Israel is set to make gambling machines and horse racing betting illegal in a clampdown on the gaming industry.

Justice Ministry Director General Emi Palmor and Finance Minister Moshe Kahlon announced the measures at a joint press conference following the release of a report delivered by the Commission on Gambling Regulations, a joint-tank led by the heads of the two ministries.

The ministries confirmed they would use all of the report’s recommendations, such a limit of the size of the legal gambling sector, a prohibition on operating games with an addictive nature, a tax raise on money earned via gambling and a number of other limitations.

Currently, the only authorities licensed to deliver gambling services are Mifal HaPayis that operates the Israeli national lottery and gambling machines, and the Sports Betting Council that manages betting on a variety of sports events, including horse racing.

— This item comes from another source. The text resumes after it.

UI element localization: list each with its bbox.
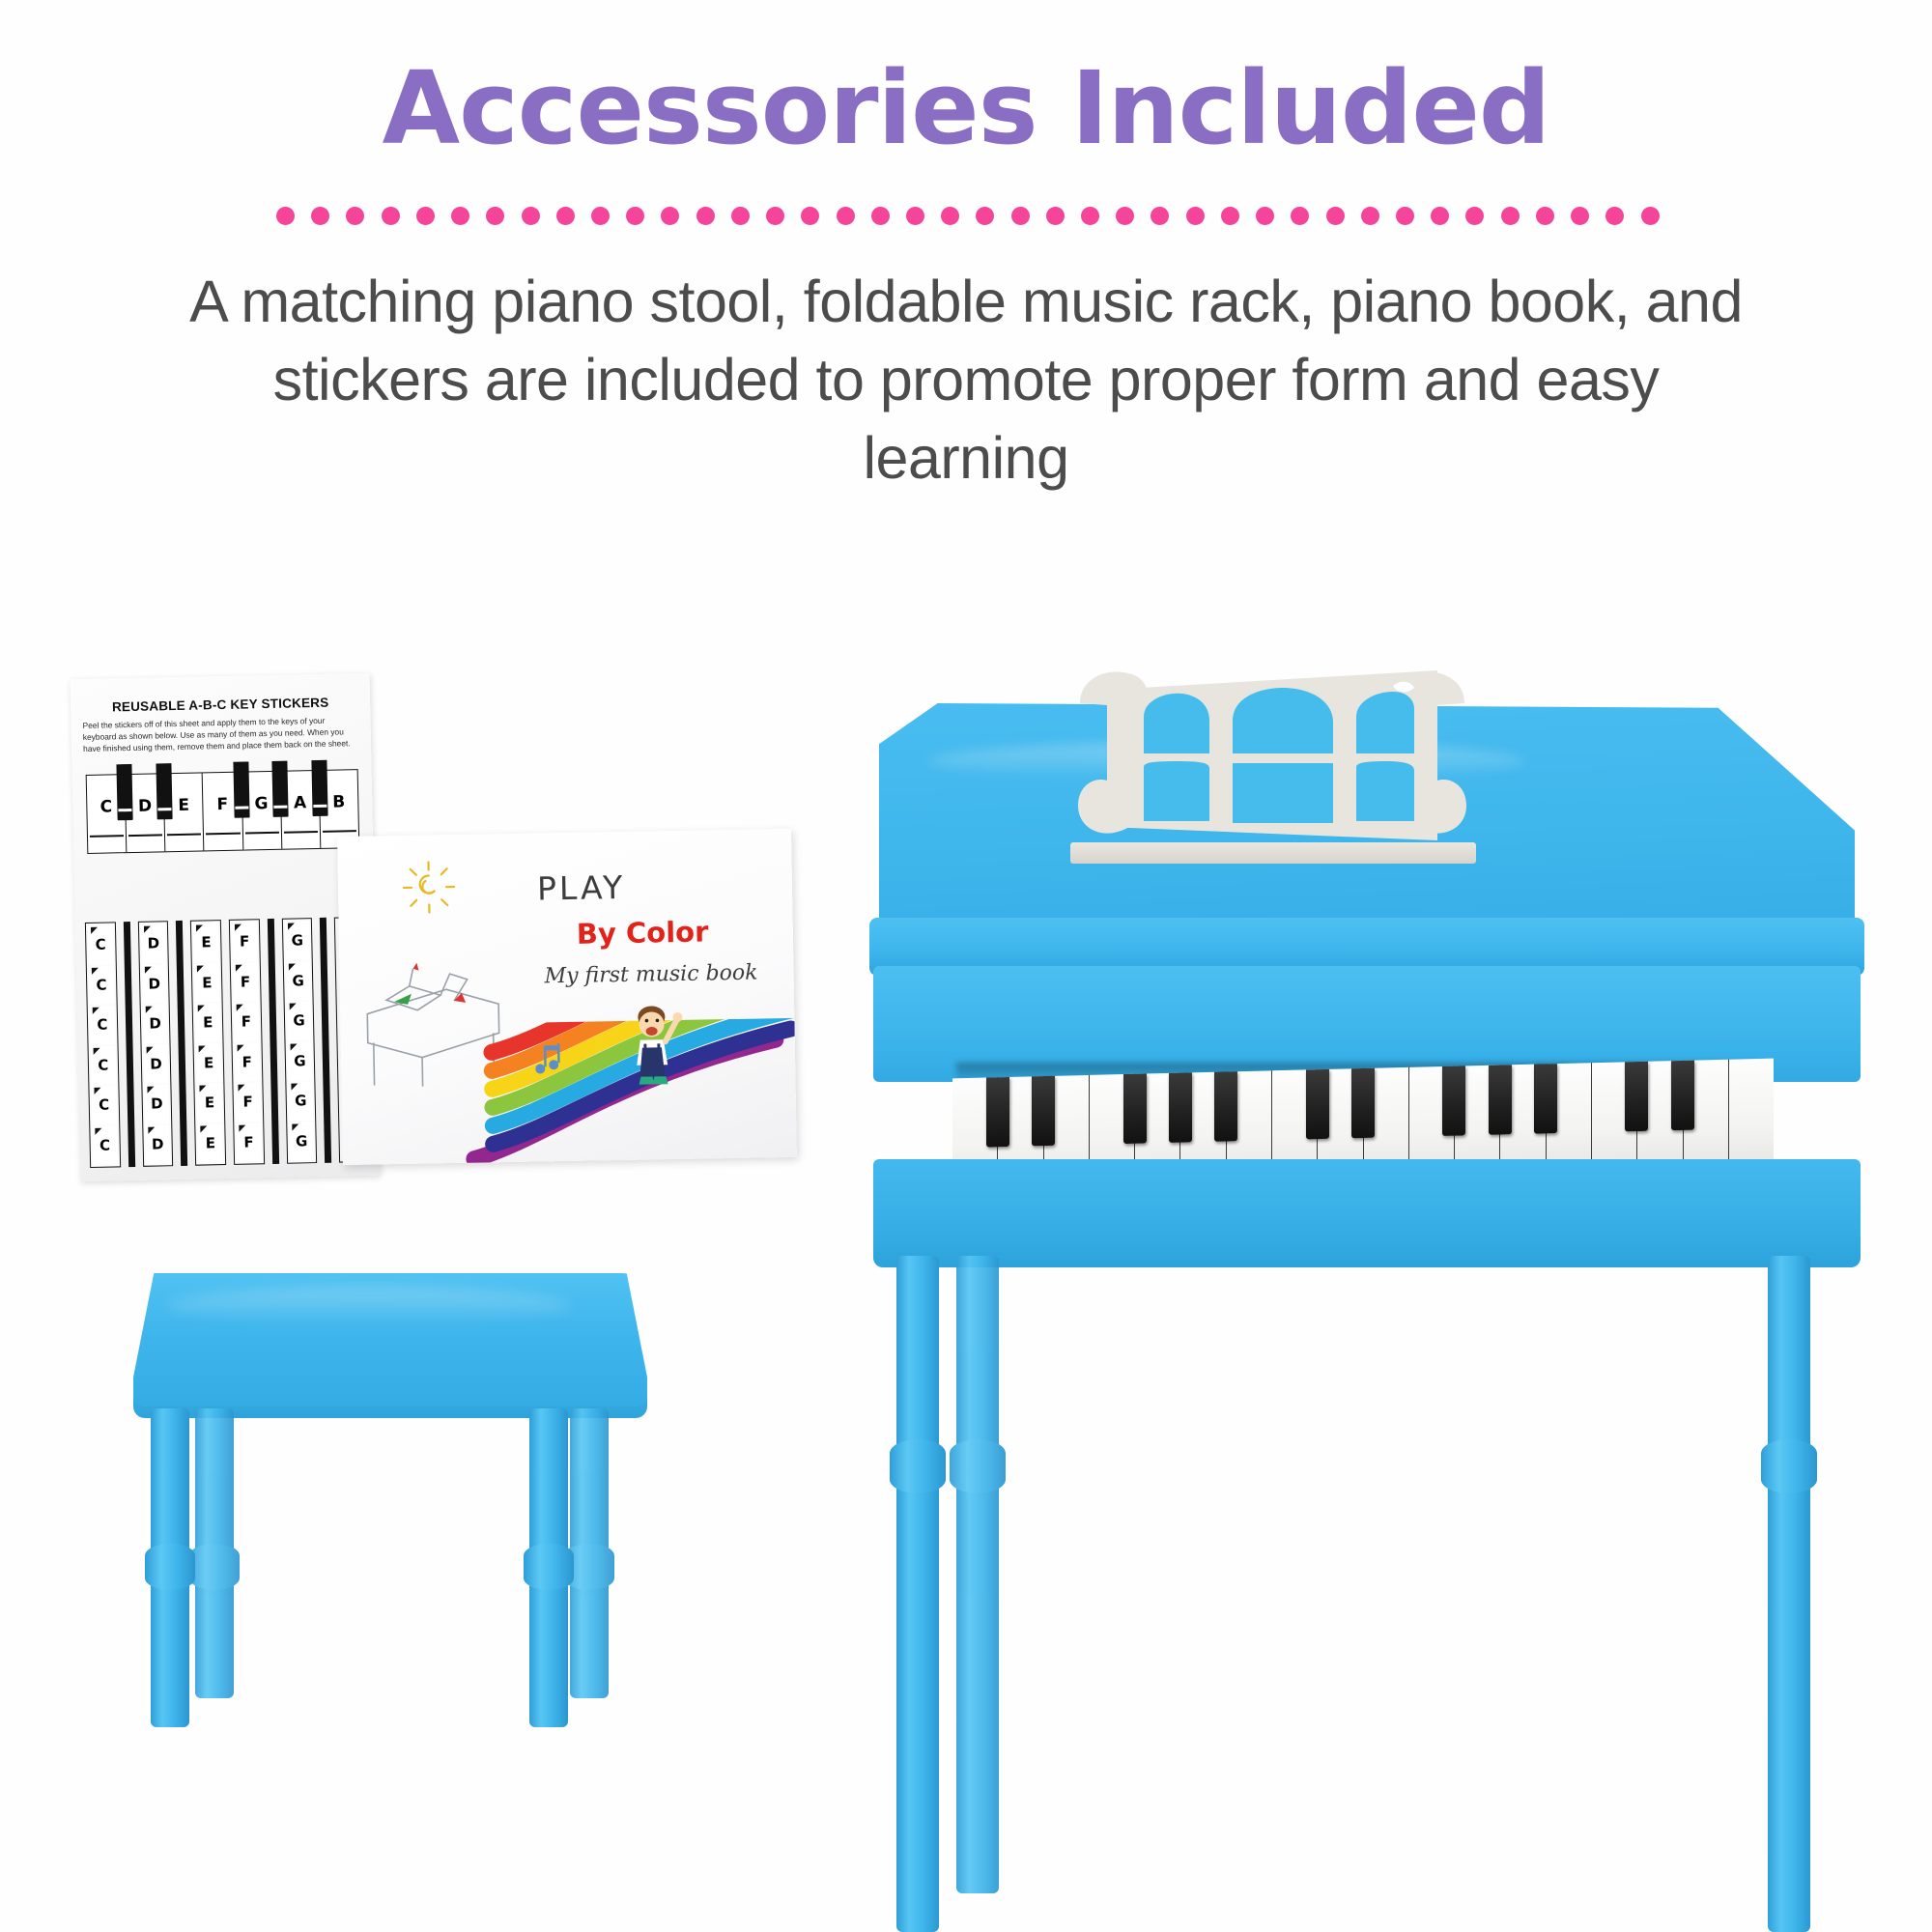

The announcement is set to end any hopes of the country to allow casinos, despite the government publishing a study on the potential benefits earlier this year which showed that the revenue could rise to $511m per annum after several years of operation, however, it was also estimated that the country would need up to $2.2m in additional annual funding to deal with an estimated 30,000 new problem gamers.

Kahlon said: “Israel’s weakest and poorest are being sold illusions and false hopes every day. As of next year, there will not be a single gambling machine or any horse racing in Israel.

“It is no coincidence that these gambling machines are found mostly in poor neighbourhoods. It is also not a coincidence that we see a sharp rise in lottery revenue the day after welfare checks are sent out every month.

“Unregulated gambling exclusively and deliberately targets and hurts the country’s weakest communities so as long as I am finance minister, there will be no casinos in Israel.”